Why the Creamy Crow?
The name The Creamy Crow and its logo (designed by the Portuguese illustrator Brígida Machado) are inspired by the symbol of Lisbon, the birth of creation of these sweet pastries.
The symbol of Lisbon presents a silhouette of a ship with two crows sitting on its sides. Crows have been the symbol of Lisbon since 1173 when they escorted the body of Saint Vincent after he was martyred by the Romans. According to the legend, Portugal's first King, D. Afonso Henriques (1139 -1185), made a vow to protect Saint Vincent remains as long as the Saint would guide him to victory on the siege of Lisbon in 1147. After succeeding in his mission, the king was truthful to his word, and St. Vincent’s body was exhumed in 1173 and brought by ship to the Monastery of São Vicente de Fora in Lisbon. Word has it that crows accompanied the sailing trip and still watch the Monastery to this day.
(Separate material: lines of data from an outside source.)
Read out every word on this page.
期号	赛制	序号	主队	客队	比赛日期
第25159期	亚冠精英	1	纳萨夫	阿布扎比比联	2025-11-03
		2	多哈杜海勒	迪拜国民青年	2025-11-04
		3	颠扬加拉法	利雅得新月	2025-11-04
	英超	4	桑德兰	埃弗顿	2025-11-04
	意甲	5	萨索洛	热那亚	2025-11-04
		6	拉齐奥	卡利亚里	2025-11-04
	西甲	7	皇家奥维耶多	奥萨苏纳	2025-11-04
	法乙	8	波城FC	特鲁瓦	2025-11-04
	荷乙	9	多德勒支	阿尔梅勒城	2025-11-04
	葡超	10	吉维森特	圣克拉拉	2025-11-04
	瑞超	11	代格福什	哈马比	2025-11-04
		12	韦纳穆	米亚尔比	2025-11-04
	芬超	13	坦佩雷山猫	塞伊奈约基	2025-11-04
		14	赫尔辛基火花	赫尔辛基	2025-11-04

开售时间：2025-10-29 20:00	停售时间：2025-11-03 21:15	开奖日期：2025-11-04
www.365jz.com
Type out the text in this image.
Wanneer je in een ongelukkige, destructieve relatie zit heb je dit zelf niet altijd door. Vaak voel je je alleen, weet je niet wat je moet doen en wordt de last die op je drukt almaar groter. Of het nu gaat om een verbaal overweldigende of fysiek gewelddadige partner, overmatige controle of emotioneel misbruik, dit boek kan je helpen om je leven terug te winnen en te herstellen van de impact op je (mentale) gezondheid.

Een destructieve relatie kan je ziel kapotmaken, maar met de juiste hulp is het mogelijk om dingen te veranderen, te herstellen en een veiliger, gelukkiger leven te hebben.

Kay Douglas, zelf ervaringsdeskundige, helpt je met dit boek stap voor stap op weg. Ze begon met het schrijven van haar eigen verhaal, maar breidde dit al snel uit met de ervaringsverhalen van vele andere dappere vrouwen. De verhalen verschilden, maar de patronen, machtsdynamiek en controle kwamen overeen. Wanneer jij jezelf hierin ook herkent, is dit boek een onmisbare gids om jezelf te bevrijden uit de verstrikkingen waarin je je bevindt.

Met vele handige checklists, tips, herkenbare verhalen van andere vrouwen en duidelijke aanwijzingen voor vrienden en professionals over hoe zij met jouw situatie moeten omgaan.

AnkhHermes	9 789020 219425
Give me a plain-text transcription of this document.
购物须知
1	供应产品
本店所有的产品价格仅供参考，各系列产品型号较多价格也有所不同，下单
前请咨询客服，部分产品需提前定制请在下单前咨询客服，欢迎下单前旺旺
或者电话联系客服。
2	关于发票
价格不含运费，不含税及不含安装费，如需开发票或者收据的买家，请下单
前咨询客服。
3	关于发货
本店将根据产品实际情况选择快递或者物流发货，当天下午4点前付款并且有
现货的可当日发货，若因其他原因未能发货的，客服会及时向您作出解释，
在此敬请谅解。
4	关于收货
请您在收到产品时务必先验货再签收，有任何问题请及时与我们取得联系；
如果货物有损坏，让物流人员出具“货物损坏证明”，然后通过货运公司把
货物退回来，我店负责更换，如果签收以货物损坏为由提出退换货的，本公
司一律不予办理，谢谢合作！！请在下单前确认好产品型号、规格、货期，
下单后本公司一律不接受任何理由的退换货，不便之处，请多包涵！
The first custard tarts were made in the Heironynite Monastery and only the monks had access to this delicacy. However, after the liberal revolution of 1820 all convents and monasteries were shut down and workers and clergy were expelled. In 1834, in order to make a living, someone from the monastery offered for sale these pastries to the small general store that was situated next door to the monastery. The pastries became a huge success among the locals and travelers passing through the Port of Lisbon. In 1837, the baking of the custard tarts (following the ancient secret recipe) began in what is today the Pastéis de Belém. Nowadays you can find several coffeeshops in Portugal and abroad selling variations of these famous custard tarts.
My mission is to bring to Seattle a taste of these sweet, flaky and creamy custard tarts that are full of History and flavor.
Fun fact: Most sweets in Portugal, and these custard tarts are no exception, use several egg yolks in their recipe. There is a reason for that: the nuns used the egg whites to starch and thicken their habits and also for the making of sacramental breads (communion wafers), leaving the egg yolks to the nuns and monks to incorporate it in their recipes.